Cubital Tunnel Syndrome
Cubital tunnel syndrome is a malfunction that manifests itself as insensibility, persevering paresthesia or aching in the elbow, shoulder, or fingers. These irritating sensations are provoked by the pinching of the ulnar nerve in the region of the elbow joint.
The canal through which the ulnar nerve goes is very narrow, so even the slightest stress affects it severely.
In the initial stages of the cubital tunnel syndrome, insensibility, aching and paresthesia are observed, as well as the stress on the elbow. Subsequently, all of these sensations are felt constantly, there is a loss of control over motor skills: for no reason, objects slip out of the hand, it is difficult to hold the kettle, and so on. If you do not start treatment on time, the cubital tunnel syndrome flows into an advanced stage: the hand loses weight, the muscles atrophy, and pits appear between the bones. If in the initial stages of the cubital tunnel syndrome traditional treatment has the desired effect, then in advanced cases it is necessary to surgically release the nerve. The period of complete recovery in the shoulder takes three-six months.
Cubital tunnel syndrome can be provoked by multiple aspects. The ulnar nerve can elongate when the elbow is bent for a long-lasting period of time. Direct stress on the elbow, frequent bending or vigorous physical activity can also irritate the ulnar nerve.
Surgical and Nonsurgical Treatment
In mild cases of the cubital tunnel syndrome, drug therapy, injections of anti-inflammatory, steroid drugs, or blockade are used. Sometimes physical therapy helps – ultrasound with medicated ointment, magnetic therapy, electrophoresis and other procedures that relieve swelling of the hand by releasing a pinched nerve. At night, you can use a special orthosis, which keeps the shoulder in the correct position and reduces pain. However, all of these methods have short-term effects. Operational treatment is required to completely decompress the ulnar nerve. It gives a long-term result – the ability to work normally and sleep peacefully again.
To release the nerve, either traditional surgical methods or a newer and less traumatic endoscopic treatment is used for the elbow. During the surgery, a small incision is made on the inner surface of the elbow, the canal is opened and the ulnar nerve is decompressed. After the operation, one must observe a careful regimen for a month. The endoscopic treatment is much easier and safer for the patient – a miniature endoscope is inserted through a small skin incision into the cubital canal – a video camera and microscopic surgical instruments, with the help of which the squeezed nerve is decompressed. Thus, the surrounding elbow tissues are preserved, a less painful postoperative period is provided, a faster recovery and restoration of working capacity, as well as a minimal cosmetic defect. A significant advantage of this method is easy wound treatment, which is especially important for patients with complicated wound healing (for instance, diseases of the circulatory system).The rehabilitation period after endoscopic surgery is much easier and shorter.
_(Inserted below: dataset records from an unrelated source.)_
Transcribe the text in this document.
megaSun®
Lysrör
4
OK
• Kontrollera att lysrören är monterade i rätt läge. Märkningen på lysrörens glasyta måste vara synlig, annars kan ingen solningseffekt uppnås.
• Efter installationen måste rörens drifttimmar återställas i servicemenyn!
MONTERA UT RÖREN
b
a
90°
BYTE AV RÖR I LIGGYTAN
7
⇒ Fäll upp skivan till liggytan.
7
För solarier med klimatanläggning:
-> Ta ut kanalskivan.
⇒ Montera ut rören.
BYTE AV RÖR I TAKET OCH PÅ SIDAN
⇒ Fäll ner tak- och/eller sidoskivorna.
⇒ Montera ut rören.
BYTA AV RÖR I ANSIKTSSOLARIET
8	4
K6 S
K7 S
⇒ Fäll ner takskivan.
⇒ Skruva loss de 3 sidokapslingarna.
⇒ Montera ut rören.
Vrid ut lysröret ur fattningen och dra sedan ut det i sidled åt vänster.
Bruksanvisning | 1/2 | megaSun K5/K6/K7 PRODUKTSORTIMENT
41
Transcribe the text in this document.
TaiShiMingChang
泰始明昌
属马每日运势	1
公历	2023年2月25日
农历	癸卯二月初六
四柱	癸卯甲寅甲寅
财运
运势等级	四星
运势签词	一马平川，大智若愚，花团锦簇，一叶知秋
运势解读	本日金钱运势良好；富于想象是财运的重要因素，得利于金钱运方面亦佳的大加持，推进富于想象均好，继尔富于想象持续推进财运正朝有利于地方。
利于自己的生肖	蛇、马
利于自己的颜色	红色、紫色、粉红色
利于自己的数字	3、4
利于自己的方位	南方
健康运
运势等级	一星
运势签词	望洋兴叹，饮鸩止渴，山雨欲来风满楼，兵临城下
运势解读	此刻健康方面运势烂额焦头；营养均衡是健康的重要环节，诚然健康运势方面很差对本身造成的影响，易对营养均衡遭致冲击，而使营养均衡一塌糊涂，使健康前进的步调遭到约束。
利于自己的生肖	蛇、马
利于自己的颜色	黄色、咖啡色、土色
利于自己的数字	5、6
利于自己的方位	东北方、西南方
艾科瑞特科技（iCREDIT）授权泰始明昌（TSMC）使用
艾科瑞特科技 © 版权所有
In the early stages of the disease, the only manifestation (apart from weakness in the muscles of the forearm) may be loss of sensation on the elbow side.
In some cases, it is necessary to conduct electroneuromyography (the speed of the impulse along the nerve). The pathological changes in the elbow that provoke the malfunction may also be determined using MRI, which is a more accurate and detailed method.